そこで天皇は、腕の立つ職人に命じて、見つかったムカデ型の和銅とまったく同じ物を対で五十、計百体を拵えさせ、聖神社の鎮座祭に文武百官を遣わさず、和銅で造られたそのムカデを代参させた。これを以てムカデの願いに誠意で応えたのである。
「ふぅ~ん……〝地獄からムカデの鬼が来る〟ってそういう意味なのか…」
「けれども私は未だに約束を守っていない。二体のムカデは離ればなれのままなのだ…」
「それは一緒にさせてあげる方法が見つかっていないってこと?」
「そうだ。いや………そうだったと言うべきだ…」
「えっ!?それじゃ、一緒にしてあげる方法が見つかったの?」
「そのはずだった……。だがお前の今の話で、果たせそうだった約束も儚く消えた…」
「はい…!?ちょっとごめんなさい…私…何か良くないこと言いました?」
「そうではない……。もうだいぶ前のことだが、私の願いを叶えてくれる者が突然現れたのだ」
「わっっっ!そ、それで!?」
「すまんがこれ以上は話せん………その者との約束なのだ……」錫はわずかな会話の中で、須佐之男が消沈する話の内容など、それしかないだろうと察しがついた。
「ねぇ、須佐之男様──須佐之男様の願いを叶えてくれようとした者って門番様でしょ?違う?…これは想像だけど、門番様が大ムカデさんを番いにしてやると約束したんじゃない?ただしその代わりに須佐之男様は堕羅の大門の玉を預かった……どう?」
「ふんっ…半分は当たりで半分は間違いだ…。とにかく私ができる話はここまでだ。これ以上何か知りたいのであれば、自分で和銅遺跡を訪ねてみることだ」
「うん、分かった。須佐之男様ありがとう!」
「私もここで死した嫌われものの生き物たちの監視役をしている身だ。久しぶりの客人もまた良いものであったわ」
錫は須佐之男命と別れて帰路に就いた──。帰る道中、話の整理をしていた錫は、須佐之男の言葉が引っかかった。
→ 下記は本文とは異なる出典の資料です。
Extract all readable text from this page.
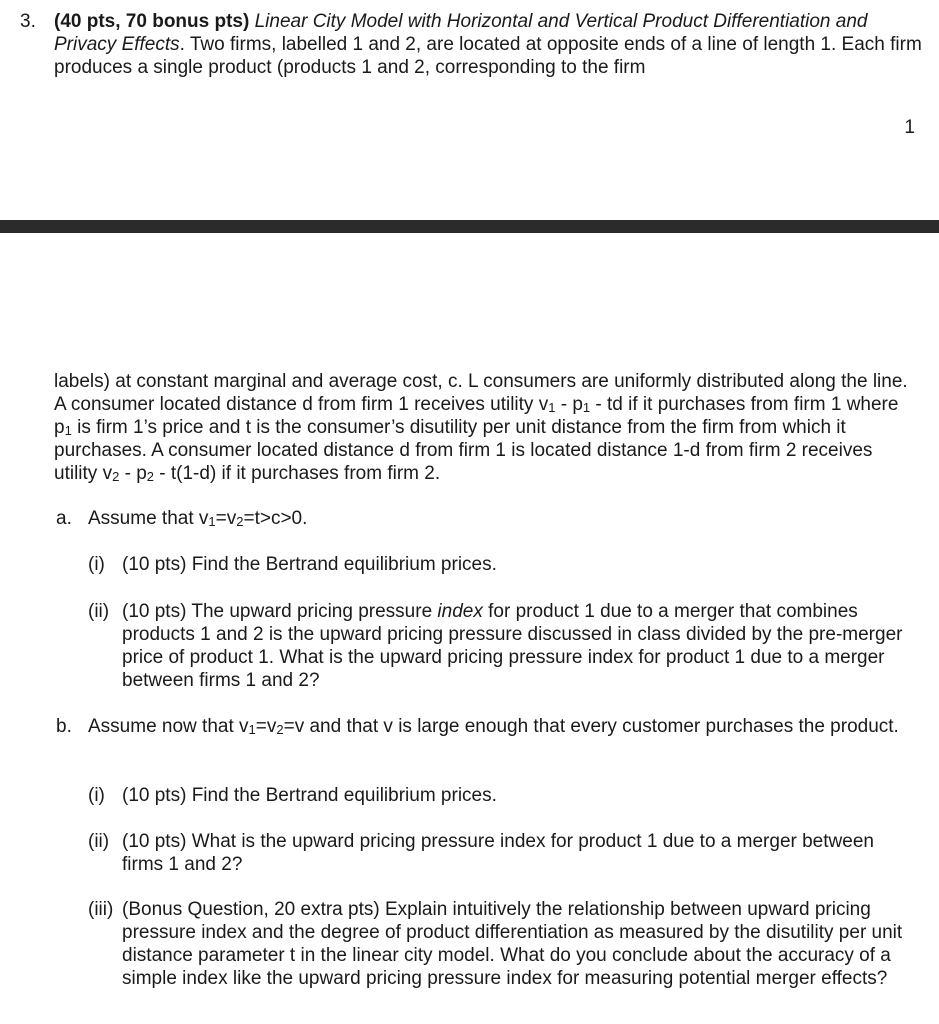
3. (40 pts, 70 bonus pts) Linear City Model with Horizontal and Vertical Product Differentiation and Privacy Effects. Two firms, labelled 1 and 2, are located at opposite ends of a line of length 1. Each firm produces a single product (products 1 and 2, corresponding to the firm
1
labels) at constant marginal and average cost, c. L consumers are uniformly distributed along the line. A consumer located distance d from firm 1 receives utility $v_1 - p_1$ - td if it purchases from firm 1 where $p_1$ is firm 1’s price and t is the consumer’s disutility per unit distance from the firm from which it purchases. A consumer located distance d from firm 1 is located distance 1-d from firm 2 receives utility $v_2 - p_2 - t(1-d)$ if it purchases from firm 2.
a. Assume that $v_1=v_2=t>c>0$.
(i) (10 pts) Find the Bertrand equilibrium prices.
(ii) (10 pts) The upward pricing pressure index for product 1 due to a merger that combines products 1 and 2 is the upward pricing pressure discussed in class divided by the pre-merger price of product 1. What is the upward pricing pressure index for product 1 due to a merger between firms 1 and 2?
b. Assume now that $v_1=v_2=v$ and that v is large enough that every customer purchases the product.
(i) (10 pts) Find the Bertrand equilibrium prices.
(ii) (10 pts) What is the upward pricing pressure index for product 1 due to a merger between firms 1 and 2?
(iii) (Bonus Question, 20 extra pts) Explain intuitively the relationship between upward pricing pressure index and the degree of product differentiation as measured by the disutility per unit distance parameter t in the linear city model. What do you conclude about the accuracy of a simple index like the upward pricing pressure index for measuring potential merger effects?
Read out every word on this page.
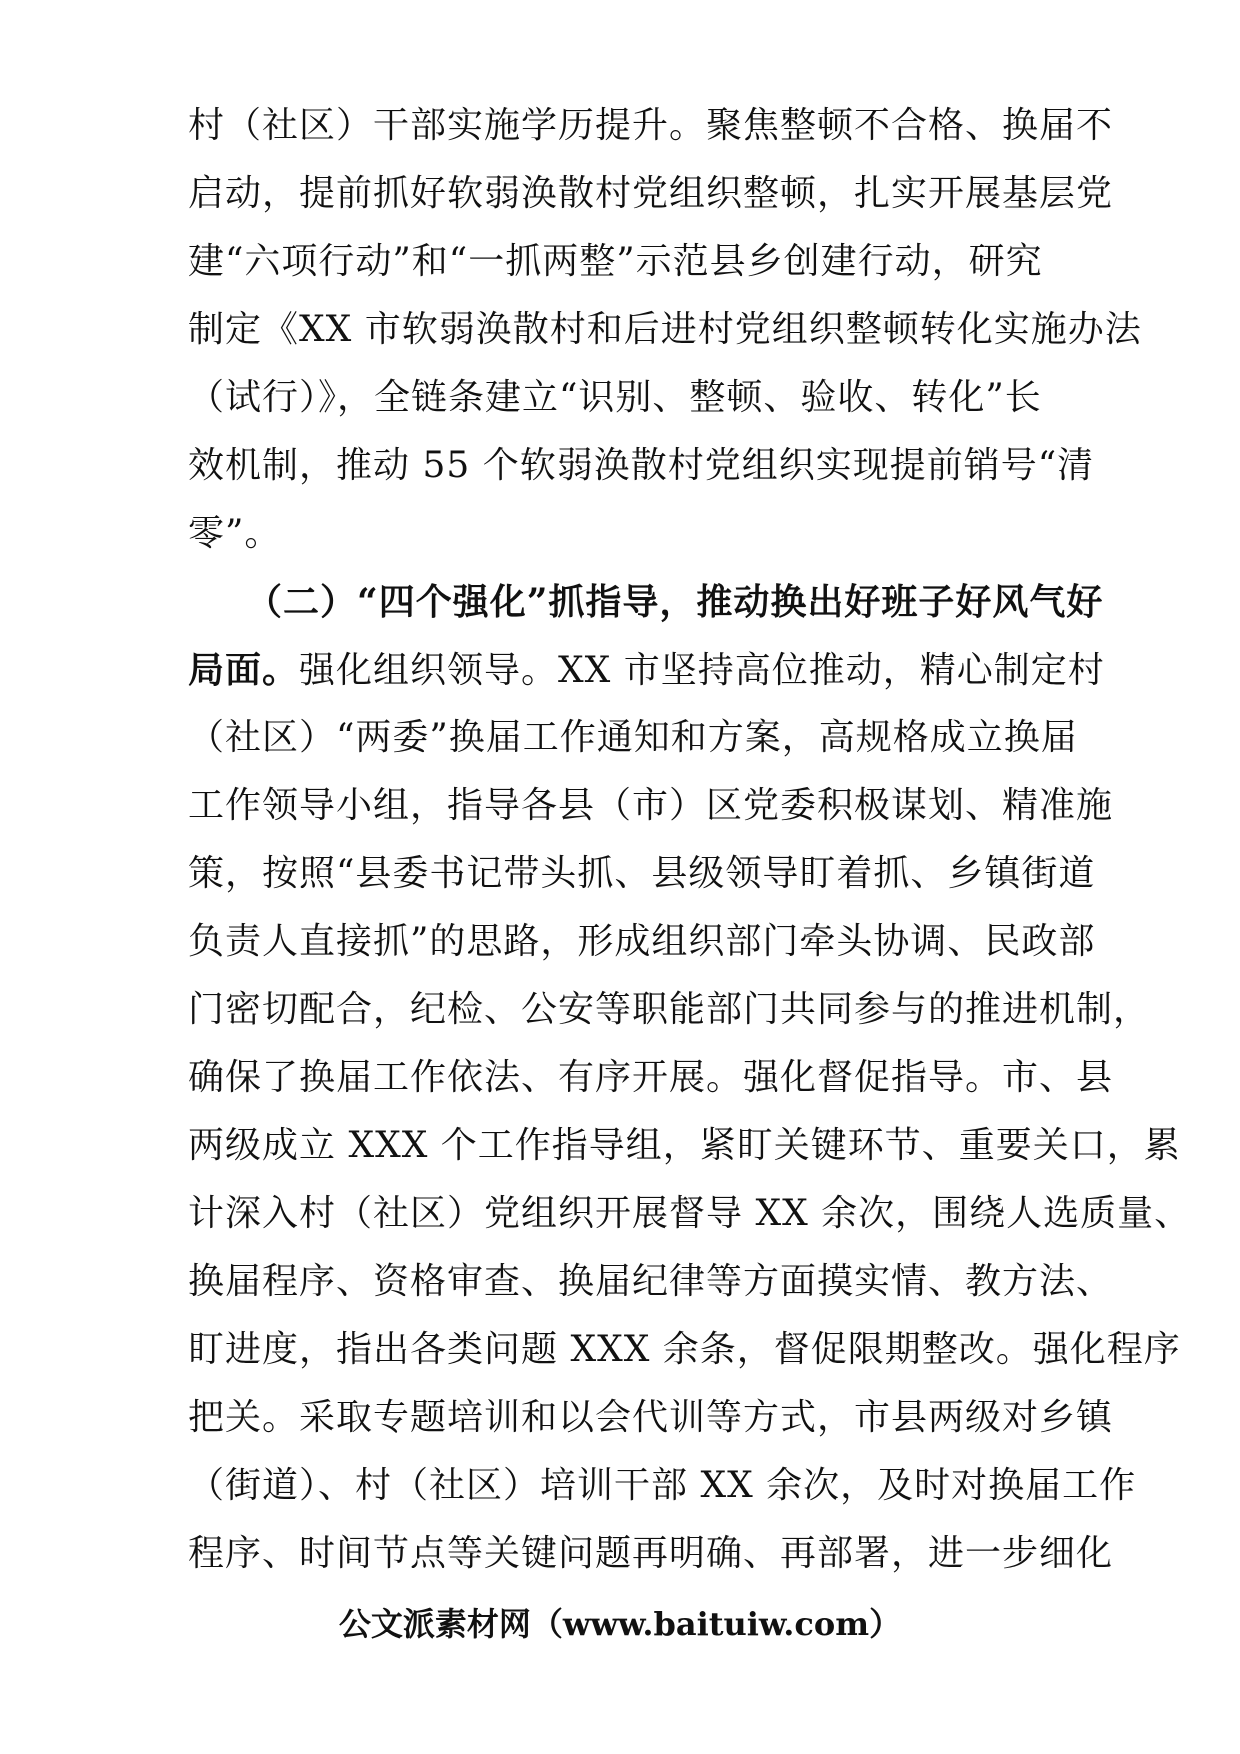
村（社区）干部实施学历提升。聚焦整顿不合格、换届不
启动，提前抓好软弱涣散村党组织整顿，扎实开展基层党
建“六项行动”和“一抓两整”示范县乡创建行动，研究
制定《XX 市软弱涣散村和后进村党组织整顿转化实施办法
（试行）》，全链条建立“识别、整顿、验收、转化”长
效机制，推动 55 个软弱涣散村党组织实现提前销号“清
零”。
（二）“四个强化”抓指导，推动换出好班子好风气好
局面。强化组织领导。XX 市坚持高位推动，精心制定村
（社区）“两委”换届工作通知和方案，高规格成立换届
工作领导小组，指导各县（市）区党委积极谋划、精准施
策，按照“县委书记带头抓、县级领导盯着抓、乡镇街道
负责人直接抓”的思路，形成组织部门牵头协调、民政部
门密切配合，纪检、公安等职能部门共同参与的推进机制，
确保了换届工作依法、有序开展。强化督促指导。市、县
两级成立 XXX 个工作指导组，紧盯关键环节、重要关口，累
计深入村（社区）党组织开展督导 XX 余次，围绕人选质量、
换届程序、资格审查、换届纪律等方面摸实情、教方法、
盯进度，指出各类问题 XXX 余条，督促限期整改。强化程序
把关。采取专题培训和以会代训等方式，市县两级对乡镇
（街道）、村（社区）培训干部 XX 余次，及时对换届工作
程序、时间节点等关键问题再明确、再部署，进一步细化
公文派素材网（www.baituiw.com）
──「何気なく聞いていたけど、死んだ蛇やムカデたちは白の国の一画に棲んでいるのよね…?だとしたら堕羅の蛇やムカデたちと何が違うんだろう?」
あれこれと考えながら我が家に帰ってきた錫をいち早く出迎えたのは、もちろんいしだ。
「ご主人さまぁ~…お帰りなさい!ご無事でしたか?もう心配で心配で…」
「ばかねぇいしは…。白の国が人間界より安全なのはいしが一番よく知っているでしょ?」
「そ、そうですが…やはりご主人様が帰ってくるまで安心できませんし、寂しいですし…」
「もう…いしったら…しょうがない子ね…」そう言いながら満更でもない錫だ。
「それでご主人様、何か収穫はありましたか?」
「うん。次に行くべきところは決まったわ!」錫がいしに白の国でのことを話しかけた時、ケータイ電話が鳴った。着信は明日香紗樹からだった。娘の美鈴がまた暴れ出したとの連絡に、錫は休む間もなく立ち上がった。「聖霊に出かけるよ………いし!」自分が見当違いをしているとは知らずに、錫は準備していたある物を大きめのバッグに詰め込んで勇んで出かけたのだった──。
★
小鬼稚はわなわなと震えながら耳を塞ぎ、牢獄の入り口で縮こまっていた。
「あぁ~…もう来る…奴が…奴が来る…。おしまいだ…何もかもが無にされてしまう…」牢中に閉じ込められたそいつはずっとそればかり叫び続けている。
「おい…静かにしてくれ…。そうやって気味の悪い声で叫ばれると、こっちが変になりそうだ…」
「私のことは気にしないでくれ…。お前たちが気の毒でならんだけだ……あぁ…来る来る…」
「やめろと言ってるだろうが…。そんな芝居なんかに引っかからんぞ!」
「信用してくれとは言っていない…。けれど、せめてお前が犠牲になってこれを奴に返してくれさえすれば、被害は最小限で食い止められるのに…それが残念でならないだけだ…」
「誰がそんな手に…。オ、オレは絶対ダマされんぞ…」小鬼稚は強く両耳を覆った。